Boone levantó la mano y conectó el intercomunicador del piloto del helicóptero.

– Ya lo tenemos -le dijo-. En marcha. Le diré adónde.

El conductor del coche de alquiler era un haitiano de mediana edad que llevaba una gabardina de plástico y una gorra de los Yankees. El techo del vehículo tenía una gotera, y el asiento de atrás estaba húmedo. Lawrence notó la fría humedad en las piernas.

– ¿Adónde quiere ir? -preguntó el haitiano.

– A Newark, en Nueva Jersey. Vaya por la Verrazano. Yo pagaré el peaje.

Al hombre la idea no pareció convencerlo del todo.

– Son demasiados kilómetros y tendré que volver de vacío. Nadie de Newark quiere ir a Fort Greene Park.

– ¿Cuánto vale la ida?

– Cuarenta y cinco dólares.

– Yo le pago cien. En marcha.

Satisfecho con el trato, el chófer metió primera, y el cascado Chevrolet traqueteó calle abajo mientras él tamborileaba con los dedos sobre el volante y canturreaba una melodía en criollo.

De repente, un ruido atronador se abatió sobre ellos, y Lawrence vio que un furioso torbellino arrojaba la lluvia sobre los vehículos aparcados. El chófer pisó el freno, atónito ante lo que veía: un helicóptero aterrizaba lentamente en el cruce de Flatbash y Tillary Street.

Lawrence agarró la espada y abrió la puerta de una patada.

Boone corrió a través de la lluvia. Cuando miró por encima del hombro vio que los dos detectives ya jadeaban en busca de aire y agitaban los brazos. Takawa estaba unos doscientos metros por delante, corriendo por Myrtle Avenue y doblando la esquina de St. Edwards. Boone pasó ante una tienda de empeños con barrotes en las ventanas, la consulta de un dentista y una boutique con un sugerente rótulo rosa y púrpura.

El perfil de las torres del proyecto inmobiliario de Fort Greene dominaba el horizonte igual que un muro medio caído. Los transeúntes que veían a tres individuos persiguiendo a un joven asiático se apartaban instintivamente o cambiaban de acera. Cosa de drogas, pensaban. Mejor no meterse.

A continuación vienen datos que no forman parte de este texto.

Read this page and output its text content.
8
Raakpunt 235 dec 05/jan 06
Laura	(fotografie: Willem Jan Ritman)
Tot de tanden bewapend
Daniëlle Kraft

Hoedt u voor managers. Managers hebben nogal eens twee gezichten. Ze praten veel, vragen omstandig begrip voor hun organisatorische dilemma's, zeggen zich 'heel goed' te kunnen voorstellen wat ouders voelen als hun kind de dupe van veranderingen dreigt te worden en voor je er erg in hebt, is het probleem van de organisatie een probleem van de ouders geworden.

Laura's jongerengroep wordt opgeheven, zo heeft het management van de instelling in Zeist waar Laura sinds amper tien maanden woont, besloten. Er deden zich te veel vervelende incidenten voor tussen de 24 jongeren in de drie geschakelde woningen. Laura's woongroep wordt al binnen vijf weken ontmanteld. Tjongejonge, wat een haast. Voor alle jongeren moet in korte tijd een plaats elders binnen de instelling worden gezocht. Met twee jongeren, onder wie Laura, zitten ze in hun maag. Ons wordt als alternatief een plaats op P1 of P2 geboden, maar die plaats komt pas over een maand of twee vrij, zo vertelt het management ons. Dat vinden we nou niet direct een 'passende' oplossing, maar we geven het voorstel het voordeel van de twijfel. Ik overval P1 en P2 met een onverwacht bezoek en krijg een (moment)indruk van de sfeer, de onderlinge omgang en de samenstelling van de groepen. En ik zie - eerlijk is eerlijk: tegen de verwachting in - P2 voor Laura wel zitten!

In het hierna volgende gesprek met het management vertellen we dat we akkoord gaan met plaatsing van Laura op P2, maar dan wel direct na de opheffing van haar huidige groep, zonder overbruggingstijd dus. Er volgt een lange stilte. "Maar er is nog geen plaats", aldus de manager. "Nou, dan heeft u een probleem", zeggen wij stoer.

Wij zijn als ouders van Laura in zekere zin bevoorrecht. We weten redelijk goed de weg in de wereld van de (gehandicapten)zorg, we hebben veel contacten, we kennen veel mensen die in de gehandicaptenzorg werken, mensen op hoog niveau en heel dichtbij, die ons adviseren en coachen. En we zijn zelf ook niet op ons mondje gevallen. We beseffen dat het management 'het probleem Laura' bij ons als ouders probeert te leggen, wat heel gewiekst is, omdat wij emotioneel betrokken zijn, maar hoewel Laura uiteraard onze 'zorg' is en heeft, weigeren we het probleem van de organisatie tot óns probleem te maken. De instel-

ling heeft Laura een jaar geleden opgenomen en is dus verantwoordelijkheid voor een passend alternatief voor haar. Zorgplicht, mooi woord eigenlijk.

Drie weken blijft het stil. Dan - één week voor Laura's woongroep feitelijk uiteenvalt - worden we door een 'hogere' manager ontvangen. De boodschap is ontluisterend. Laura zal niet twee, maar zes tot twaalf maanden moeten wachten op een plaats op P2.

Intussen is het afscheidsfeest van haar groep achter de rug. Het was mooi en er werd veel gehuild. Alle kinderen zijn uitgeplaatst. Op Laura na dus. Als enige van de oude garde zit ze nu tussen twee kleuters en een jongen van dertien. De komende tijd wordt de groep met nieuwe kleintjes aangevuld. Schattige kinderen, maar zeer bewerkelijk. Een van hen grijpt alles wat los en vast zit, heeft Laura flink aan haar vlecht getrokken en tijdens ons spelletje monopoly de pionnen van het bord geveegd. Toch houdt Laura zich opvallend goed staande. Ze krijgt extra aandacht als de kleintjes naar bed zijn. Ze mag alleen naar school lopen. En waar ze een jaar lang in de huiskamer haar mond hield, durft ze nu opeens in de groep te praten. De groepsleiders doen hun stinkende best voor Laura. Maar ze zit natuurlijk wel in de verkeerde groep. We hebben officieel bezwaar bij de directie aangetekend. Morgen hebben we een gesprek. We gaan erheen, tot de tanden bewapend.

Boone llegó a St. Edwards y echó un vistazo a la calle. La lluvia caía en la acera y los coches estacionados. El agua corría a lo largo de los bordillos y formaba charcos en los cruces. Alguien moviéndose. No. Era sólo una anciana con su paraguas. Takawa había desaparecido.

En lugar de esperar a los detectives, Boone siguió corriendo. Pasó ante dos viejos bloques de apartamentos, se asomó a un callejón y vio a Takawa escabulléndose por un hueco en la pared. Saltando por encima de un colchón abandonado y pisando bolsas de plástico, Boone llegó al agujero y descubrió una plancha de hierro galvanizado que sellaba una puerta. Alguien, probablemente algún drogata había forzado la plancha, y Takawa se había metido por allí.

Mitchell y Krause llegaron a la boca del callejón.

– ¡Cubran las salidas! -les gritó Boone-. Yo entraré a buscarlo.

Pasó con cuidado bajo la plancha de metal y entró en una larga estancia de altos techos y suelo de cemento. Se veía basura por todas partes y también sillas rotas. Años atrás, el edificio había sido utilizado como garaje. Había un banco de trabajo a lo largo de una de las paredes y un foso de reparaciones en el suelo donde los mecánicos se metían para trabajar de pie bajo los coches. El espacio rectangular estaba lleno de agua aceitosa y con la escasa luz reinante parecía conducir a una lejana cueva. Boone se detuvo al pie de una escalera de cemento y escuchó. Oyó el agua que goteaba en el suelo y después el ruido de un roce que provenía de arriba.

– ¡Lawrence! ¡Soy Nathan Boone! ¡Sé que está usted ahí arriba!

Lawrence se quedó inmóvil en el primer piso. Estaba solo. Su gabardina estaba empapada de agua y le pesaba por los cientos de billetes cosidos en el forro. Rápidamente se la quitó y la tiró a un lado. La lluvia le salpicó los hombros, pero no fue nada. Notaba como si se hubiera quitado un enorme peso de encima.

– ¡Baje! -gritó Boone-. ¡Si baja de inmediato no acabará malherido!

Lawrence arrancó el papel de embalar que cubría la funda de la espada de su padre. Luego, la desenvainó y examinó la reluciente nube de la hoja. La espada de oro. Una espada Jittetsu. Forjada en el fuego y ofrendada a los dioses. Una gota de lluvia le corrió por la cara. Perdido. Todo perdido. Lo había estropeado todo: su trabajo y su carrera. Su futuro. Las dos únicas cosas que poseía de verdad eran aquella espada y su coraje.

Dejó la vaina en el mojado suelo y caminó hacia la escalera blandiendo la espada.